I read many article about how to implement multimethod in c++:
- http://www.open-std.org/jtc1/sc22/wg21/docs/papers/2003/n1529.html
- http://www.codeproject.com/KB/recipes/mmcppfcs.aspx
- http://lambda-the-ultimate.org/node/2590
- http://parasol.tamu.edu/people/peterp/omm/
why there are no multimethod in c++?
why do not they get supported by c++ standard?
Straight from the horse's mouth:
"I rejected multi-methods with regret, because I liked the idea, but couldn't find an acceptable form under which to accept it."
Bjarne Stroustrup, The Design and Evolution of C++ (p297)
And later:
"Multi-methods is one of the interesting what-ifs of C++. Could I have designed and implemented them well enough at the time? [...] What other work might have been left undone to provide the time to design and implement multi-methods?"
(p298f)
In general, whenever you feel the urge to know why some particular C++ feature was implemented, or was not implemented, or was implemented the way it is now, and if that feature pre-dates the standardization, you want to read D&E.

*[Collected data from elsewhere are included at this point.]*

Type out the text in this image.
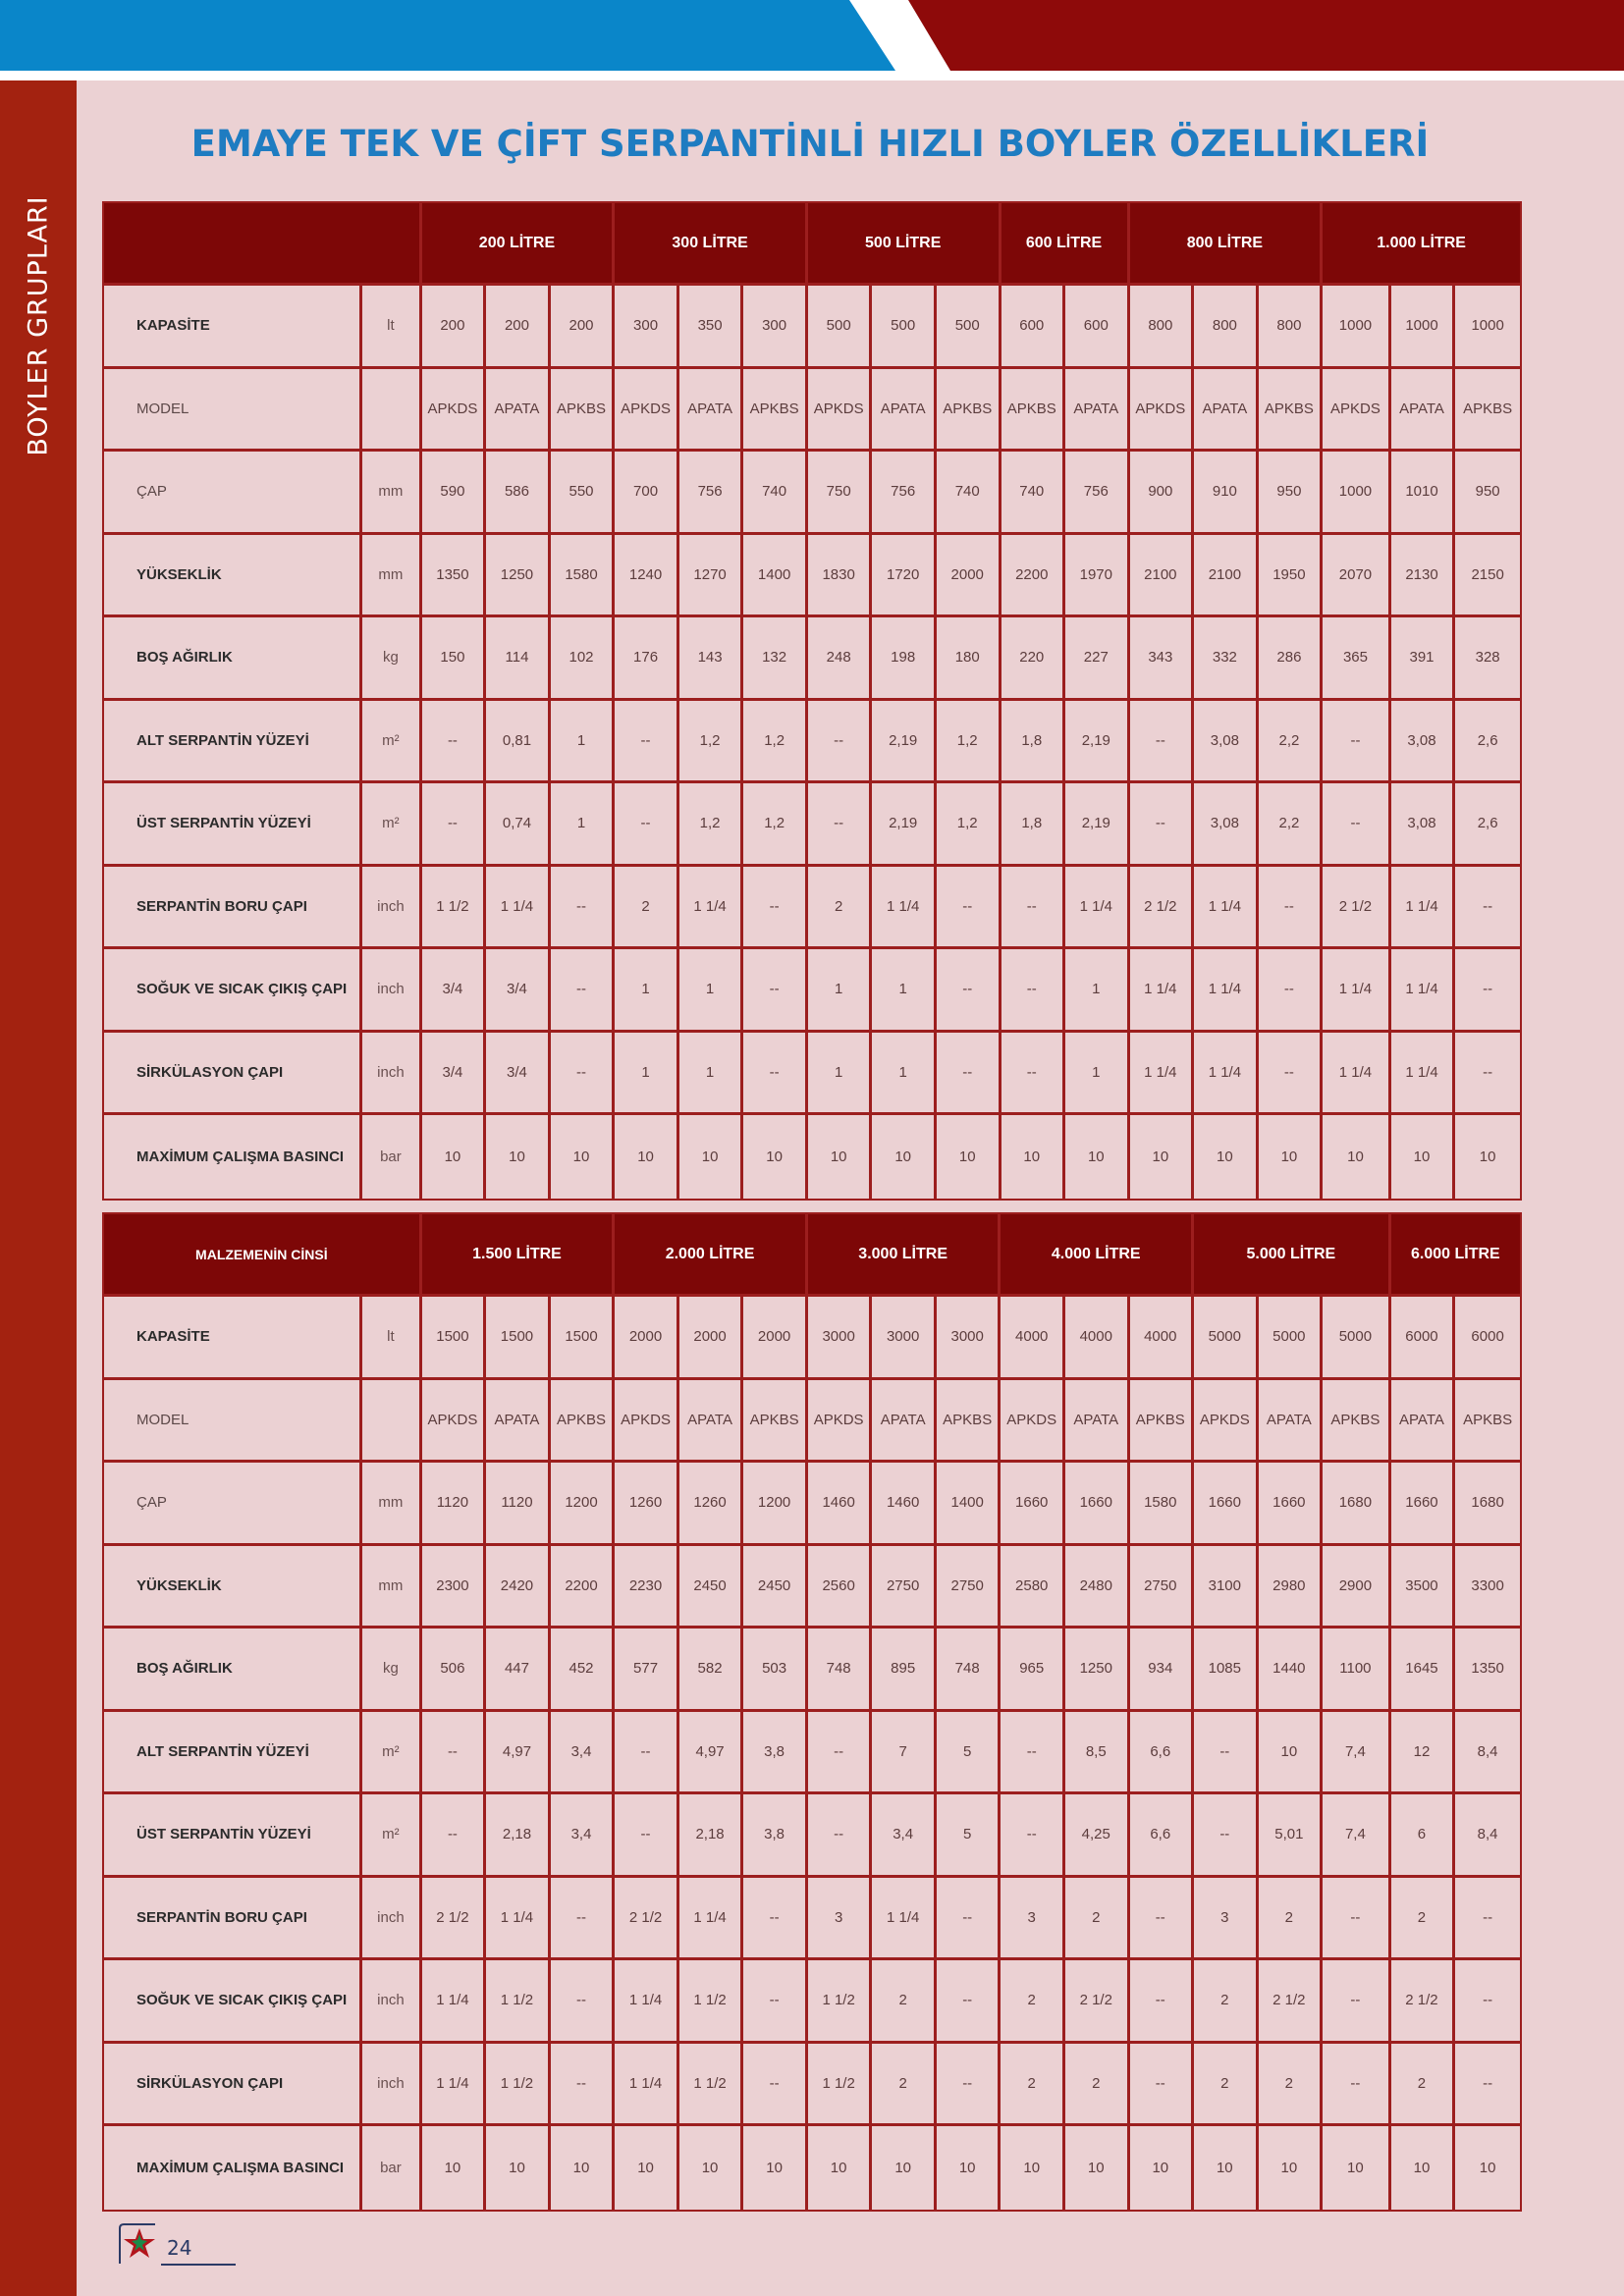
BOYLER GRUPLARI
EMAYE TEK VE ÇİFT SERPANTİNLİ HIZLI BOYLER ÖZELLİKLERİ
		200 LİTRE			300 LİTRE			500 LİTRE			600 LİTRE		800 LİTRE			1.000 LİTRE		
KAPASİTE	lt	200	200	200	300	350	300	500	500	500	600	600	800	800	800	1000	1000	1000
MODEL		APKDS	APATA	APKBS	APKDS	APATA	APKBS	APKDS	APATA	APKBS	APKBS	APATA	APKDS	APATA	APKBS	APKDS	APATA	APKBS
ÇAP	mm	590	586	550	700	756	740	750	756	740	740	756	900	910	950	1000	1010	950
YÜKSEKLİK	mm	1350	1250	1580	1240	1270	1400	1830	1720	2000	2200	1970	2100	2100	1950	2070	2130	2150
BOŞ AĞIRLIK	kg	150	114	102	176	143	132	248	198	180	220	227	343	332	286	365	391	328
ALT SERPANTİN YÜZEYİ	m²	--	0,81	1	--	1,2	1,2	--	2,19	1,2	1,8	2,19	--	3,08	2,2	--	3,08	2,6
ÜST SERPANTİN YÜZEYİ	m²	--	0,74	1	--	1,2	1,2	--	2,19	1,2	1,8	2,19	--	3,08	2,2	--	3,08	2,6
SERPANTİN BORU ÇAPI	inch	1 1/2	1 1/4	--	2	1 1/4	--	2	1 1/4	--	--	1 1/4	2 1/2	1 1/4	--	2 1/2	1 1/4	--
SOĞUK VE SICAK ÇIKIŞ ÇAPI	inch	3/4	3/4	--	1	1	--	1	1	--	--	1	1 1/4	1 1/4	--	1 1/4	1 1/4	--
SİRKÜLASYON ÇAPI	inch	3/4	3/4	--	1	1	--	1	1	--	--	1	1 1/4	1 1/4	--	1 1/4	1 1/4	--
MAXİMUM ÇALIŞMA BASINCI	bar	10	10	10	10	10	10	10	10	10	10	10	10	10	10	10	10	10
MALZEMENİN CİNSİ		1.500 LİTRE			2.000 LİTRE			3.000 LİTRE			4.000 LİTRE			5.000 LİTRE			6.000 LİTRE	
KAPASİTE	lt	1500	1500	1500	2000	2000	2000	3000	3000	3000	4000	4000	4000	5000	5000	5000	6000	6000
MODEL		APKDS	APATA	APKBS	APKDS	APATA	APKBS	APKDS	APATA	APKBS	APKDS	APATA	APKBS	APKDS	APATA	APKBS	APATA	APKBS
ÇAP	mm	1120	1120	1200	1260	1260	1200	1460	1460	1400	1660	1660	1580	1660	1660	1680	1660	1680
YÜKSEKLİK	mm	2300	2420	2200	2230	2450	2450	2560	2750	2750	2580	2480	2750	3100	2980	2900	3500	3300
BOŞ AĞIRLIK	kg	506	447	452	577	582	503	748	895	748	965	1250	934	1085	1440	1100	1645	1350
ALT SERPANTİN YÜZEYİ	m²	--	4,97	3,4	--	4,97	3,8	--	7	5	--	8,5	6,6	--	10	7,4	12	8,4
ÜST SERPANTİN YÜZEYİ	m²	--	2,18	3,4	--	2,18	3,8	--	3,4	5	--	4,25	6,6	--	5,01	7,4	6	8,4
SERPANTİN BORU ÇAPI	inch	2 1/2	1 1/4	--	2 1/2	1 1/4	--	3	1 1/4	--	3	2	--	3	2	--	2	--
SOĞUK VE SICAK ÇIKIŞ ÇAPI	inch	1 1/4	1 1/2	--	1 1/4	1 1/2	--	1 1/2	2	--	2	2 1/2	--	2	2 1/2	--	2 1/2	--
SİRKÜLASYON ÇAPI	inch	1 1/4	1 1/2	--	1 1/4	1 1/2	--	1 1/2	2	--	2	2	--	2	2	--	2	--
MAXİMUM ÇALIŞMA BASINCI	bar	10	10	10	10	10	10	10	10	10	10	10	10	10	10	10	10	10
24
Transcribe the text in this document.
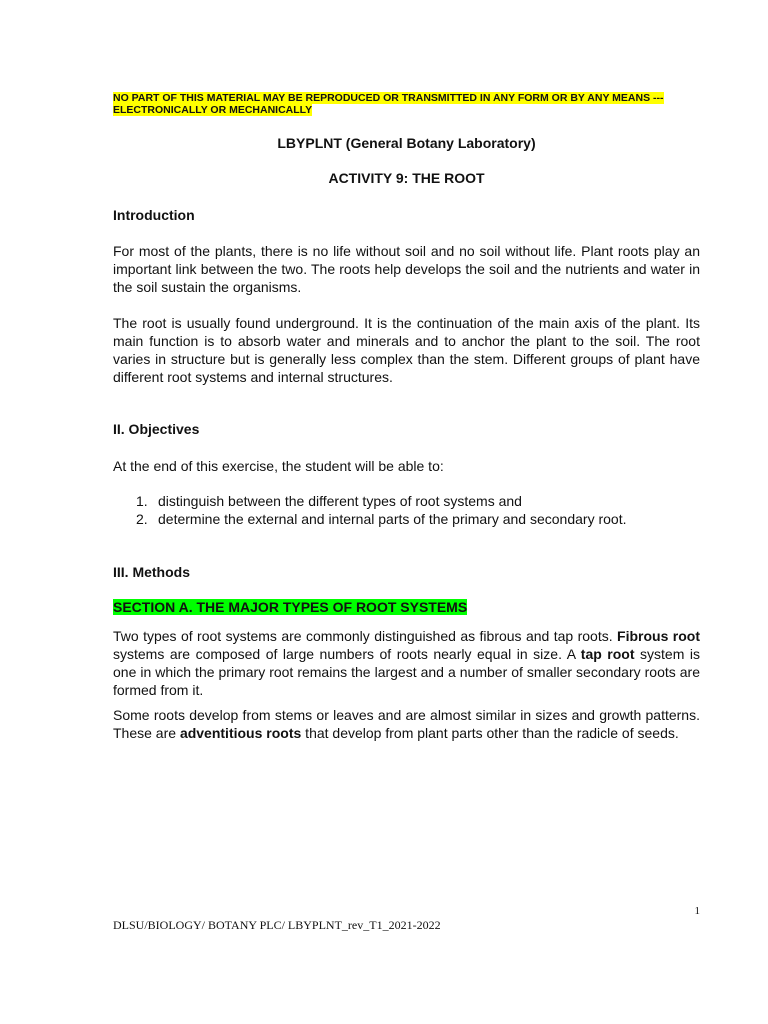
NO PART OF THIS MATERIAL MAY BE REPRODUCED OR TRANSMITTED IN ANY FORM OR BY ANY MEANS ---
ELECTRONICALLY OR MECHANICALLY
LBYPLNT (General Botany Laboratory)
ACTIVITY 9: THE ROOT
Introduction
For most of the plants, there is no life without soil and no soil without life. Plant roots play an important link between the two. The roots help develops the soil and the nutrients and water in the soil sustain the organisms.
The root is usually found underground. It is the continuation of the main axis of the plant. Its main function is to absorb water and minerals and to anchor the plant to the soil. The root varies in structure but is generally less complex than the stem. Different groups of plant have different root systems and internal structures.
II. Objectives
At the end of this exercise, the student will be able to:
1. distinguish between the different types of root systems and
2. determine the external and internal parts of the primary and secondary root.
III. Methods
SECTION A. THE MAJOR TYPES OF ROOT SYSTEMS
Two types of root systems are commonly distinguished as fibrous and tap roots. Fibrous root systems are composed of large numbers of roots nearly equal in size. A tap root system is one in which the primary root remains the largest and a number of smaller secondary roots are formed from it.
Some roots develop from stems or leaves and are almost similar in sizes and growth patterns. These are adventitious roots that develop from plant parts other than the radicle of seeds.
1
DLSU/BIOLOGY/ BOTANY PLC/ LBYPLNT_rev_T1_2021-2022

As Bjarne has pointed out a number of times, when people criticize C++, it usually runs something like: "C++ is too big, too complex, has too many features, and it's too hard to learn -- you should really work at making it smaller and simpler. Oh, and while you're working on that I also have this really great idea for a killer feature that you should add!"
Just because it could be done doesn't mean it's a problem that it wasn't done. One criticism of C++ is along the lines of "Stroustrup took everything anyone had heard of, and tried to include it."
Plus, as Raymond Chen says, "Every feature starts off with -100 points." That is, before you ask why C++ doesn't have these things, you should explain in detail why it needs them. Otherwise your feature stays in negative territory, due to the costs associated with it.